Tuesday, May 19, 2015

Warbirds Over the Beach: A WWII Airshow in Virgina

I really do. It's lovely to say that my ship's ballcap was blown off TWICE by a FG-1D Corsair, starting it's powerful Pratt & Whitney 2,250hp engine.

I sat on the museum's double-decker bus for a part of the first day to watch from a shady shelter. The sun was so brilliant both days.
 Biplane trainers, or in the case of the Polikarpov PO-2 Mule in the foreground... a workhorse of the Russian Night Witches. Behind it is a German Focke-Wulf, and behind that a US Navy Stearman PT-17. It was so neat to see them all fly!

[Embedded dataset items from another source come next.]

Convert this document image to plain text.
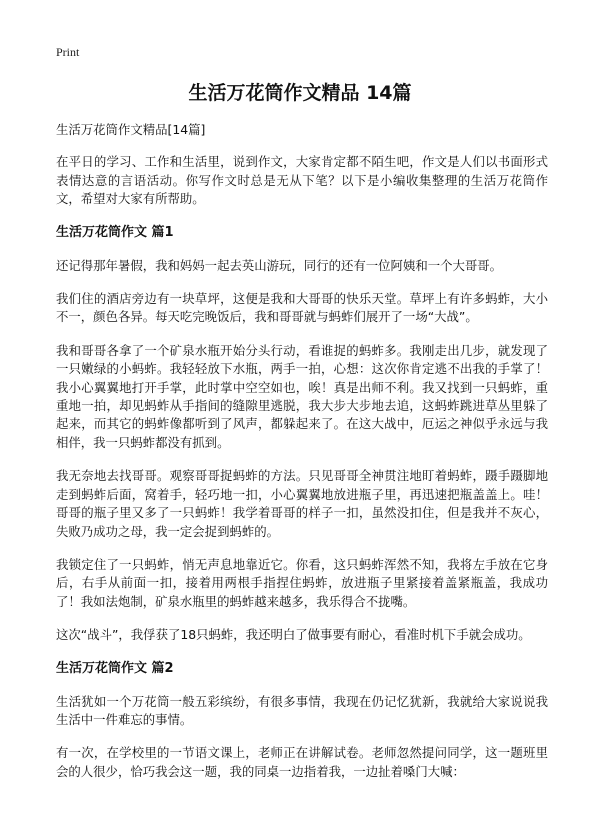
Print
生活万花筒作文精品 14篇

生活万花筒作文精品[14篇]

在平日的学习、工作和生活里，说到作文，大家肯定都不陌生吧，作文是人们以书面形式表情达意的言语活动。你写作文时总是无从下笔？以下是小编收集整理的生活万花筒作文，希望对大家有所帮助。

生活万花筒作文 篇1

还记得那年暑假，我和妈妈一起去英山游玩，同行的还有一位阿姨和一个大哥哥。

我们住的酒店旁边有一块草坪，这便是我和大哥哥的快乐天堂。草坪上有许多蚂蚱，大小不一，颜色各异。每天吃完晚饭后，我和哥哥就与蚂蚱们展开了一场“大战”。

我和哥哥各拿了一个矿泉水瓶开始分头行动，看谁捉的蚂蚱多。我刚走出几步，就发现了一只嫩绿的小蚂蚱。我轻轻放下水瓶，两手一拍，心想：这次你肯定逃不出我的手掌了！我小心翼翼地打开手掌，此时掌中空空如也，唉！真是出师不利。我又找到一只蚂蚱，重重地一拍，却见蚂蚱从手指间的缝隙里逃脱，我大步大步地去追，这蚂蚱跳进草丛里躲了起来，而其它的蚂蚱像都听到了风声，都躲起来了。在这大战中，厄运之神似乎永远与我相伴，我一只蚂蚱都没有抓到。

我无奈地去找哥哥。观察哥哥捉蚂蚱的方法。只见哥哥全神贯注地盯着蚂蚱，蹑手蹑脚地走到蚂蚱后面，窝着手，轻巧地一扣，小心翼翼地放进瓶子里，再迅速把瓶盖盖上。哇！哥哥的瓶子里又多了一只蚂蚱！我学着哥哥的样子一扣，虽然没扣住，但是我并不灰心，失败乃成功之母，我一定会捉到蚂蚱的。

我锁定住了一只蚂蚱，悄无声息地靠近它。你看，这只蚂蚱浑然不知，我将左手放在它身后，右手从前面一扣，接着用两根手指捏住蚂蚱，放进瓶子里紧接着盖紧瓶盖，我成功了！我如法炮制，矿泉水瓶里的蚂蚱越来越多，我乐得合不拢嘴。

这次“战斗”，我俘获了18只蚂蚱，我还明白了做事要有耐心，看准时机下手就会成功。

生活万花筒作文 篇2

生活犹如一个万花筒一般五彩缤纷，有很多事情，我现在仍记忆犹新，我就给大家说说我生活中一件难忘的事情。

有一次，在学校里的一节语文课上，老师正在讲解试卷。老师忽然提问同学，这一题班里会的人很少，恰巧我会这一题，我的同桌一边指着我，一边扯着嗓门大喊：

 The museum's own German 88mm anti-aircraft gun that re-enactors (the 62nd FLAK Regiment - a self-titled "non-political, non-profit living history organization) fired several times at passing European theater Allied aircraft. Even though all the German uniforms were really cool (and very authentic), I still felt uncomfortable around them. Felt like a spy, walking around their tents. Once when they fired the gun, a little boy asked his mother why they were shooting at people. He was genuinely worried, poor guy. Only fake wars are fun.

The B-25 Mitchell.

 Inside the PBY-5A Catalina

The only operating C-46 in the lower 48 states, the Tinker Bell, dropped a parachute demonstration team based out of Oklahoma. And they want volunteers. !

 Above, the Junkers JU-52 liaison plane. It could take off in a hurry! Also impressive in their German collection was a ME-262 from Suffolk that flew around, but couldn't land on the little grass runway because it was a jet, and also, a 1945 V-1 pulsejet engine recovered from Southeastern Germany and built from labor supplied from Buchenwald. They warned people before they fired it up, it was so startling.

 The Tiger Moth. I was allowed to STEP ON THE WING to get the pic to the right, using the non-skid strip, of course. This little beauty has wings of fabric! Someone told me that the year before a woman in high heels stepped up on it without asking and put her heel through the fabric! I think I would rather die than hurt this little plane. Oh, my heart, when I saw it take off, circle and land.

Below, the Messerschmitt BF-108 trainer, also with fabric wings, also flying.

 Above, a P-51 Mustang's .50 caliber Browning machine guns in a wing. Below, an FM-2 Wildcat's props.

 Above, a 1941 P-40E Kittyhawk dressed up like a Flying Tiger. Below, the lovely 1943 Supermarine Spitfire MK-IXE that very unfortunately did not fly during the show due to mechanical trouble. It had flown the days before the show though.

The Hawker Hurricane flew a lot though, and that was neat! Also, they had the ONLY airworthy de Havilland DH-98 Mosquito IN THE WORLD. And I got to see it take off, circle and land. How cool it is that?! Somehow I didn't get any pictures of the Mosquito.

They were selling rides in this lovely biplane. I didn't put my name in quick enough.

There were lots of re-enactors, including women! There was a WAAF officer and a lovely girl in a French resistance group that looked rather like Miss Khan from the film Enemy of the Reich. I was too shy to ask for a picture. When some German officers walked by their exhibit, one of the men shielded their set-up, saying "Nothing to see here!" LOL! The German responded that they were not Gestapo.

 So much happiness in this picture, I can't even say. I want to ride that and that and that...

Farewell, folks. It was awesome! Looking forward to the WWI airshow in October!